Dollar-cost averaging simply means consistently investing a chunk of money at regular intervals over time. If you have $1,000 you're comfortable investing, add $100 to your portfolio every week, or every other week, rather than all at once.
This takes emotion out of the equation and prevents you from trying to time the market. Instead, you invest the same amount of money regardless of what the market is doing. If you contribute a portion of your paycheck to your 401(k) or an outside retirement account each month, then you're already benefiting from this strategy.
If the market keeps sinking, remember that, for many investors, this is okay: You are investing your money for the long term, not for this week or even this year. Unless you're near retirement, you will likely have time to recover. Future gains are never guaranteed, but the stock market reflects the economy, which will eventually recover from the coronavirus. History shows that if you can ride out market lows, stocks should gain in value over time.
Many advisors suggest not changing up your investing strategy at all in uncertain and unstable times. You don't want to invest more than you can actually afford because you heard it was a good buying opportunity. Now is the time to be prudent with your savings and spending, Jon Ulin, a Florida-based certified financial planner, tells CNBC Make It. Don't invest money that you will need in less than five years, he says.

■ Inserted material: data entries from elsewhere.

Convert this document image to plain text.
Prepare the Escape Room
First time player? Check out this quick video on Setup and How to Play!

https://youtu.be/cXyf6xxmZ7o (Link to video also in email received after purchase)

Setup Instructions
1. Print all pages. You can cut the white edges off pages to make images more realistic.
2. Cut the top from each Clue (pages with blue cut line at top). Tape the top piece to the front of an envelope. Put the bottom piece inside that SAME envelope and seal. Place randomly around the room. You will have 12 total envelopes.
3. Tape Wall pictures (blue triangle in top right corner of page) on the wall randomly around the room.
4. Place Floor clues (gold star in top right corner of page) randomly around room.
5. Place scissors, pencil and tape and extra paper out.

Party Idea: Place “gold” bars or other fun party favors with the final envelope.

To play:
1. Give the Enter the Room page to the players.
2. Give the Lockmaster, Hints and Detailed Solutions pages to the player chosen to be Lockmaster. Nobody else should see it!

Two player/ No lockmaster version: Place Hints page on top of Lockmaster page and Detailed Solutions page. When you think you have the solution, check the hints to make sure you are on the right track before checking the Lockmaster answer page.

"Now is not the time to go on a major spending spree to reduce stress," says Ulin. "If you lose your job or are recently retired, you do not want to have to sell stocks at a low point during a bear market or take a distribution or loan from your 401(k) account or IRA because you are cash poor."
For most investors, the total time they are invested in the market, rather than the day they got in the market, will have the bigger effect on their potential investment growth. The longer you are invested, the longer your money can compound in value and the longer you have to rebound from any downturns.
Keep investing at regular intervals and keep contributing the same amount, no matter what the market does. Let dollar-cost averaging do the rest.